要知道,帝王时代的中国人民,在专制统制下养成对政治没有兴趣也不敢有兴趣的习惯,现在因为抗议外患,这个沉睡多年的东方雄狮苏醒了。
在请愿期间。有人甚至建议推举人民代表到欧州去进行国民外交,有的主张召开全国国民大会解决外交问题和赎款。
当全国泛起了拒签《凡尔赛和约》的运动时,中国出席巴黎和会的代表们正面临他们一生中历史性的抉择。
巴黎和会的结果,《凡尔赛和约》历经半年始达成,由二十七国代表正式签字。
中国代表缺席,并致电政.府,引咎辞职。
电云:“和约签字,我国对于山东问题自五月二十六日通知大会,依据五月六日祥在会中所宣言维持保留后,分向各方竭力进行,迭经电呈在案。此事我国节节退让,最初主张注入约内,不允;改附约后,又不允;改在约外,又不允;改为仅用声明,不用保留字样,又不允;不得已,改为临时分函声明,不能因签字而有妨将来之提请重议云云。岂知至今午时,完全被拒。

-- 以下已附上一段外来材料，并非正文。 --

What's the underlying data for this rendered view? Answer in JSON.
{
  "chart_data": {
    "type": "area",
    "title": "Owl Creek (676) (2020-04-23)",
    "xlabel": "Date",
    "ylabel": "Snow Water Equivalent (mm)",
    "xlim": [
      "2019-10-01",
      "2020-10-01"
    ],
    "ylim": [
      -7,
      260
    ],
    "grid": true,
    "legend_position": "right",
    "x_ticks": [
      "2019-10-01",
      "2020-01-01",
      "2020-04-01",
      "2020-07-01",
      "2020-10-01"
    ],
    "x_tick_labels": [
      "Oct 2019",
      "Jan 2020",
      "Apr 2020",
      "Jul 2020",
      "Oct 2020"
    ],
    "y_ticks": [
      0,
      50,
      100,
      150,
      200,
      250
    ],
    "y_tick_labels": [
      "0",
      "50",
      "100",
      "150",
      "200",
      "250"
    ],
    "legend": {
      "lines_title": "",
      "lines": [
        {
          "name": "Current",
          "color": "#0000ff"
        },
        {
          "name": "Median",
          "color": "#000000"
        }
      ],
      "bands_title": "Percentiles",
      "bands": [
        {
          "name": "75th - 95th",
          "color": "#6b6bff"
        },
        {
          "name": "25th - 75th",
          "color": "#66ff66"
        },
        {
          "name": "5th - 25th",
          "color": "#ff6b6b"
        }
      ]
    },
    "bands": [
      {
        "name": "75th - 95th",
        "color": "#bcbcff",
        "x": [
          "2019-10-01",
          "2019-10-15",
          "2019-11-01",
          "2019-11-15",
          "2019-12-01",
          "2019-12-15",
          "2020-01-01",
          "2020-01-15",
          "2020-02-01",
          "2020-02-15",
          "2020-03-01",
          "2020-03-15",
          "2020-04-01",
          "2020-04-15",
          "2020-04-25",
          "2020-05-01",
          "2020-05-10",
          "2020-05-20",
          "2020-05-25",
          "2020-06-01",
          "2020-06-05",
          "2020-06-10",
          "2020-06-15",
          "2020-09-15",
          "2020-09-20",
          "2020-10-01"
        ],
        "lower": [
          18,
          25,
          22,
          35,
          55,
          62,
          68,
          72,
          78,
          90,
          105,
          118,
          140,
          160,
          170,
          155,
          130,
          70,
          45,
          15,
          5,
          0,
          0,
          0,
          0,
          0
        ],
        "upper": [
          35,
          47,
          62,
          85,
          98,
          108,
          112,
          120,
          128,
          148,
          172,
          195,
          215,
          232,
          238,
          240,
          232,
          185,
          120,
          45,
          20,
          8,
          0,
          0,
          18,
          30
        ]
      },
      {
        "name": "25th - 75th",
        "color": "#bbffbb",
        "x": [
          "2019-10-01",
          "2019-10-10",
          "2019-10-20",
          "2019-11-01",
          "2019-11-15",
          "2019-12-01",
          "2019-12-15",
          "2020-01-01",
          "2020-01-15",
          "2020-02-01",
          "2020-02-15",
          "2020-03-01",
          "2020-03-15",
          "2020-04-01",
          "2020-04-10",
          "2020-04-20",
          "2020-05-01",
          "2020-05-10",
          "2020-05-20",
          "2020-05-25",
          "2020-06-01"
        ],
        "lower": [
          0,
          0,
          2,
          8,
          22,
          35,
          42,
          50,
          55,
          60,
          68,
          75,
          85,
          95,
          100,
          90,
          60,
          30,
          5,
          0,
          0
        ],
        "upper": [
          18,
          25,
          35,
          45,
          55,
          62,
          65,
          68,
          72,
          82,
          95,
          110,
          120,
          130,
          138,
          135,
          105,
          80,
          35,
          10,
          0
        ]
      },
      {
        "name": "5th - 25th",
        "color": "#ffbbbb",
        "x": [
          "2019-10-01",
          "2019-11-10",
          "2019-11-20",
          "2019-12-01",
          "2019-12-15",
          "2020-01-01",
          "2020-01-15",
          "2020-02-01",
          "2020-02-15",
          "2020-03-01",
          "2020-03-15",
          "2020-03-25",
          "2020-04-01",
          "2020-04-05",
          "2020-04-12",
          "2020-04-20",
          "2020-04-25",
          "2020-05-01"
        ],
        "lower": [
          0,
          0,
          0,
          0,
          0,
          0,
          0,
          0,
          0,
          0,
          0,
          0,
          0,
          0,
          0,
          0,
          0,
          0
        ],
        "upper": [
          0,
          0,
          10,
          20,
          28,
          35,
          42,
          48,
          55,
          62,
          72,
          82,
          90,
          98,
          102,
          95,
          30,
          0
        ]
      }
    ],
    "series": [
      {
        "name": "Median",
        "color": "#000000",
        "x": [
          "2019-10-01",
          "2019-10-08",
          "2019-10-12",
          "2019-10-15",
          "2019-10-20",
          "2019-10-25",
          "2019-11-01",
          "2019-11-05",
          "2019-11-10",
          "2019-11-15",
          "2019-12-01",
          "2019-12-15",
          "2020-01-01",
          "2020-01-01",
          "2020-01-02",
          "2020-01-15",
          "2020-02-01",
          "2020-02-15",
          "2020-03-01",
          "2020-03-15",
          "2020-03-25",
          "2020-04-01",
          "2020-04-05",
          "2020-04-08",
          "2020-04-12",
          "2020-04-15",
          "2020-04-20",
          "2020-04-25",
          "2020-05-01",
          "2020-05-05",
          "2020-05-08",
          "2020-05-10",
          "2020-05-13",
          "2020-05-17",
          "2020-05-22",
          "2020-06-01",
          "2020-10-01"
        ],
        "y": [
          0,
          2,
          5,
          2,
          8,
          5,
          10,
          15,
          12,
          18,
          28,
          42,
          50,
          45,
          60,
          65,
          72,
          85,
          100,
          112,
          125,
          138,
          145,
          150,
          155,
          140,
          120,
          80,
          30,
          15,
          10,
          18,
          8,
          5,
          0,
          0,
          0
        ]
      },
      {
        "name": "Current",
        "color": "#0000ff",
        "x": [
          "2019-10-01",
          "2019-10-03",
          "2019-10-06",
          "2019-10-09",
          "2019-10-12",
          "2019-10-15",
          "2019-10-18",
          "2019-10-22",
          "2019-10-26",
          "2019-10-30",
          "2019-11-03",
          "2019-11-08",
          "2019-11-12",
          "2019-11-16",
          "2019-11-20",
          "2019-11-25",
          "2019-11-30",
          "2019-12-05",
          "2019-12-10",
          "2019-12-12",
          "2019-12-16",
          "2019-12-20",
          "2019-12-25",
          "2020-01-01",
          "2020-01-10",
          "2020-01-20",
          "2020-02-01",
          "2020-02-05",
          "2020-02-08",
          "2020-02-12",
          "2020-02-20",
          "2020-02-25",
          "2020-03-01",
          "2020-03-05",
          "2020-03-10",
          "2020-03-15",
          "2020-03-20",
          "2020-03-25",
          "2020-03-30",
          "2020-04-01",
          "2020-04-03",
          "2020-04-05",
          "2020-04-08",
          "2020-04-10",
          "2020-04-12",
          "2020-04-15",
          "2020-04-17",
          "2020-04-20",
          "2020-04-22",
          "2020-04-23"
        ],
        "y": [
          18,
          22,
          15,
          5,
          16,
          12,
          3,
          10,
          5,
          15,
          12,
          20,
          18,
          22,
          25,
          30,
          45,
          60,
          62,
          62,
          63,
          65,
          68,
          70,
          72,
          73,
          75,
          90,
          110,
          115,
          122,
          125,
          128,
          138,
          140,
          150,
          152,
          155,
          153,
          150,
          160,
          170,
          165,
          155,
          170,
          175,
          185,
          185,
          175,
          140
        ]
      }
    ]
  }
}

“此事于我国领土完全,及前途安危,关系至钜。祥等所以始终未敢放松者,因欲使此一问题留一生机,亦免使所提他项希望条件,生不祥影响。不料大会专横至此,竟不稍顾我国家纤微体面,曷胜愤慨。……窃查祥等猥以菲材,谬膺重任,来欧半载,事与愿违,内疚神明,外惭清议。由此以往,利害得失,当难逆睹。要皆由祥等奉职无状,致贻我政.府主座及全国之忧。乞即明令开去祥外交部长委员长及正廷、维钧、宸组等差缺,一并交付惩戒。并一面迅即另简大员筹办对于德奥和约补救事宜,不胜待罪之至!”
接着陆徵祥又有补充电报云:“德约我国既未签字,中德战事状态法律上可认为继续有效,拟请迅咨国会建议,宣告中德战事告终,通过后即用明令发表,愈速愈妙,幸勿迟延!”
六月三十日,北京政.府把陆徵祥的电报公开发表,拒签和约的运动才告结束。
七月二日北京政.府在总统府召集重要会议研究陆徵祥的来电,徐树铮主张撤回陆徵祥,改派胡惟德为首席代表,兼程赶赴巴黎补签和约,未被徐世昌所接受。
对于不签和约后的外交问题,政.府有电给巴黎陆徵祥。
电云:“事势变迁,并声明亦不能办到,政.府同深愤慨。德约既未签字,所谓保存我政.府最后决定之权,保存后究应如保办理?此事于国家利害,关系至为钜要。该全权委员等职责所在,不能不熟思审处,别求补救,未便以引咎虚文,遽行卸职。于此拟咨由国会建议,宣告中德战争状态告终,俟通过后,明令发表一节,片面宣布,究竟有无效力?抑或外交有此先例?所有对德种种关系,将来如何结束?统望熟筹详复。再奥约必须签字,务即照办!”
七月十日,徐世昌正式下令说明中国代表未签字和约。
令云:“巴黎会议对德和约,关系至钜,迭经电饬各全权委员审慎从事,顷据全权委员陆徵祥等六月二十八日电称……等语。披览之余,良深慨惋。此次胶澳问题,以我国与日德间三国之关系,提出和会,数月以来,乃以种种关系,不克达我最初希望,旷览友邦之大势,反省我国之内情,言之痛心,至为危惧。惟究此项问题之由来,诚非一朝一夕之故,亦非今日决定签字与不签字即可作为终结。现在对德和约,既未签字,而和会折冲,势不能诎然中止,此后对外问题,益增繁重,尤不能不重视协约各友邦之善意。国家利害所在,如何而谋挽济;国际地位所系,如何而策安全,亟待熟思审处,妥筹解决。凡我国人,须知圜海大同,国交至重,不能遗世而独立,要在因时以制宜,各当秉爱国之诚,率循正轨,持以镇静,勿事嚣张,俾政.府与各全权委员等,得以悉心筹画,竭力进行。庶几上下一体,共济艰危,我国家前途无穷之望,实系于此。用告有众,咸使周知!此今。”